Che cosa si intende con le espressioni ‘nome di Dio’ e ‘essere persona’? Questo, per l’appunto: non solo che è possibile fare esperienza di Dio al di là di ogni altra esperienza, ma che Dio stesso può manifestarsi, può comunicarsi. Nelle religioni, come il buddismo, dove Dio è concepito in maniera del tutto impersonale, ossia come nulla assoluto rispetto a quel tutto che l’uomo è in grado di cogliere come reale, non può esservi una relazione positiva ‘di Dio’ con il mondo. E il mondo diventa una valle di lacrime non più a cui dar forma, bensì da superare. In questi casi, anziché fornire dei criteri per poter vivere nel mondo, dei modelli di responsabilità sociale a cui ispirarsi, la religione suggerisce la via per travalicare il mondo terreno, la via della liberazione dal fardello delle apparenze. Nell’induismo il discorso è diverso. L’essenziale è l’esperienza dell’identità: nel mio intimo io sono tutt’uno con il fondamento nascosto della realtà stessa, il celebre tat tvam asi delle Upanishad. La redenzione consiste nella liberazione dall’individuazione, dall’essere persona, nel superamento della distinzione, fondata sull’essere- persona, rispetto a tutto ciò che esiste: è necessario, cioè, eliminare l’illusione del Sé oltre se stesso. Il problema di questa prospettiva dell’essere è percepito molto acutamente nel neoinduismo. Se viene a mancare il concetto di unicità delle persone, non è più possibile fondare e difendere l’inviolabilità della dignità di ogni singola persona. Alla luce del cammino di riforma intrapreso in India (soppressione della legge sulle caste, abolizione del sacrificio della vedova, ecc.) era necessario prendere le distanze da questo punto di vista e riportare nella compagine del pensiero indiano il concetto di persona, così come esso si è sviluppato nella dottrina cristiana a partire dall’incontro con il Dio personale. In questo caso la ricerca della ‘prassi’ corretta, del retto agire, ha dato le mosse a una correzione della ‘teoria’: non è difficile, allora, guardare un po’ oltre e capire quanto sia ‘pratica’ la fede cristiana e quanto sia sbagliato liquidare come irrilevanti i grossi interrogativi sulle differenze.

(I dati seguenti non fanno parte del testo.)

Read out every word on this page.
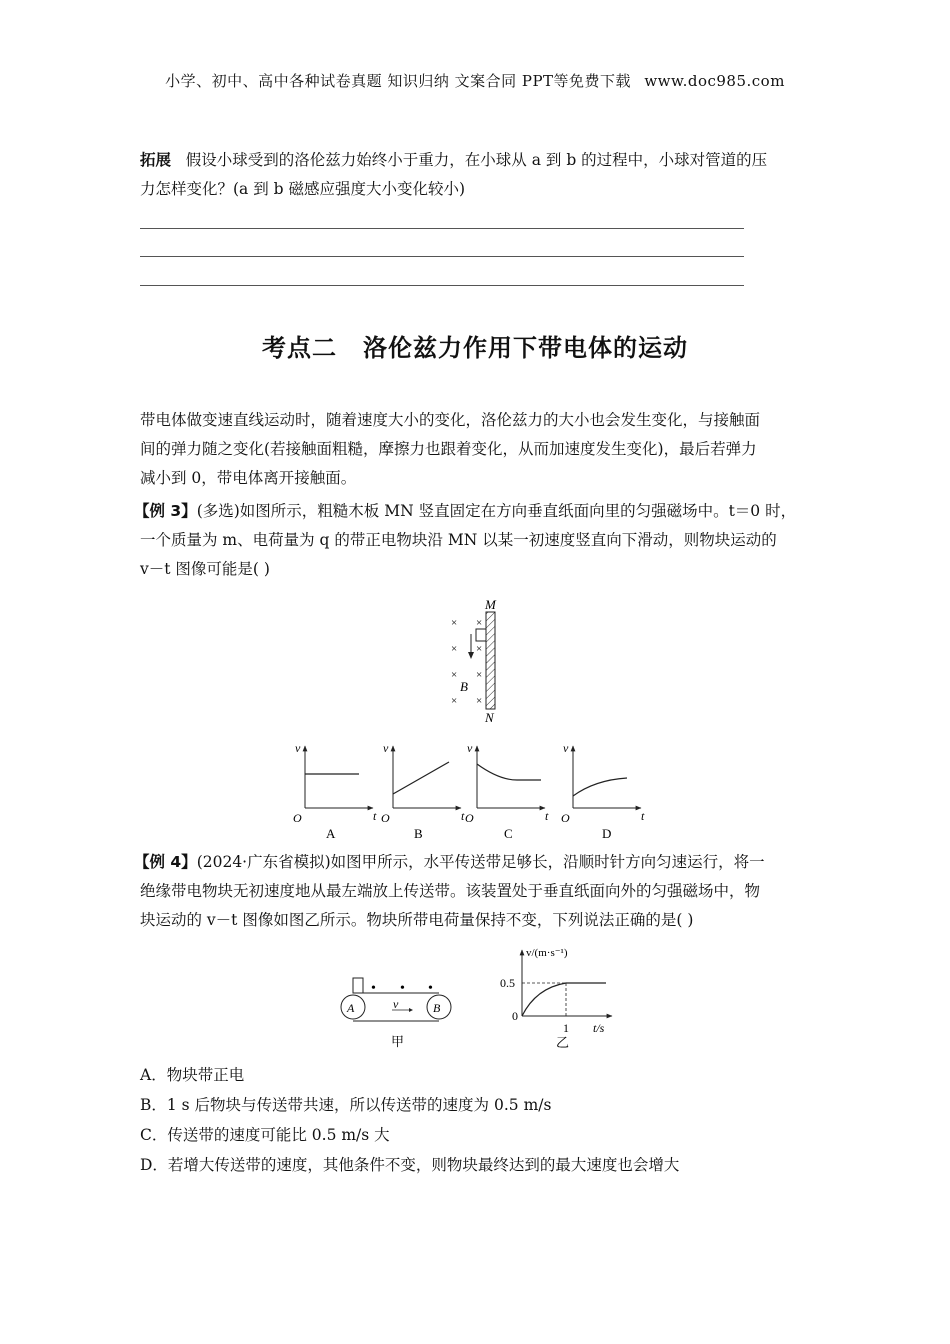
小学、初中、高中各种试卷真题 知识归纳 文案合同 PPT等免费下载 www.doc985.com
拓展 假设小球受到的洛伦兹力始终小于重力，在小球从 a 到 b 的过程中，小球对管道的压
力怎样变化？(a 到 b 磁感应强度大小变化较小)
考点二 洛伦兹力作用下带电体的运动
带电体做变速直线运动时，随着速度大小的变化，洛伦兹力的大小也会发生变化，与接触面
间的弹力随之变化(若接触面粗糙，摩擦力也跟着变化，从而加速度发生变化)，最后若弹力
减小到 0，带电体离开接触面。
【例 3】(多选)如图所示，粗糙木板 MN 竖直固定在方向垂直纸面向里的匀强磁场中。t＝0 时，
一个质量为 m、电荷量为 q 的带正电物块沿 MN 以某一初速度竖直向下滑动，则物块运动的
v－t 图像可能是( )
M
× ×
× ×
× ×
× ×
B
N
v
t
O
A
v
t
O
B
v
t
O
C
v
t
O
D
【例 4】(2024·广东省模拟)如图甲所示，水平传送带足够长，沿顺时针方向匀速运行，将一
绝缘带电物块无初速度地从最左端放上传送带。该装置处于垂直纸面向外的匀强磁场中，物
块运动的 v－t 图像如图乙所示。物块所带电荷量保持不变，下列说法正确的是( )
• • •
A	B
v
甲
v/(m·s⁻¹)
0.5
0
1 t/s
乙
A．物块带正电
B．1 s 后物块与传送带共速，所以传送带的速度为 0.5 m/s
C．传送带的速度可能比 0.5 m/s 大
D．若增大传送带的速度，其他条件不变，则物块最终达到的最大速度也会增大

Queste riflessioni portano fino al punto in cui viene oggi a inserirsi questa Introduzione al cristianesimo. Prima di tentare di sviluppare ulteriormente la prospettiva indicata, è forse necessario fare riferimento ancora alla situazione attuale della fede in Dio e in Cristo. Oggi si teme un ‘imperialismo’ cristiano e si professa una nostalgia per la splendida molteplicità delle religioni, per la serenità e la libertà che queste presumibilmente manifestavano all’origine. Il colonialismo sarebbe strettamente legato all’essenza del cristianesimo storico, che si dice non disposto ad accettare l’altro nella sua alterità e propenso a prendere tutto sotto la propria custodia. Le religioni e le culture dell’America Latina, quindi, sarebbero state calpestate e schiacciate, e sarebbe stata fatta violenza all’anima dei popoli che non si ritrovavano nel nuovo e a cui era stato estorto il vecchio. La gamma di possibili interpretazioni oscilla dalle più clementi alle più severe. Secondo il giudizio più moderato, bisognerebbe accordare alle culture sommerse il diritto ad avere una loro patria nella fede cristiana e lasciare che si sviluppi una forma di cristianesimo autoctono. Secondo l’interpretazione più radicale, al contrario, il cristianesimo sarebbe per i popoli indigeni una forma di alienazione, da cui scaturirebbe un bisogno di affrancamento. Per quanto riguarda la promozione di un cristianesimo autoctono, questa deve essere intrapresa, beninteso, come un compito di vitale importanza. Tutte le grandi culture sono aperte l’una all’altra. Tutte hanno un contributo da dare al vestito di «gemme e tessuto d’oro» della figlia del re a cui accenna il Salmo 44, in cui i Padri riconoscono la chiesa. Senz’altro qualcosa è andato perduto e deve essere ricostruito. Non va dimenticato, tuttavia, che quei popoli hanno già trovato nella devozione popolare una propria espressione di fede cristiana. Il fatto che immagini chiave della fede, capaci di aprire le porte al Dio della Bibbia, siano diventate per loro il Dio sofferente e la Madre benevola deve suggerire qualcosa anche a noi e anche ai nostri giorni. Ovviamente, molto rimane ancora da fare.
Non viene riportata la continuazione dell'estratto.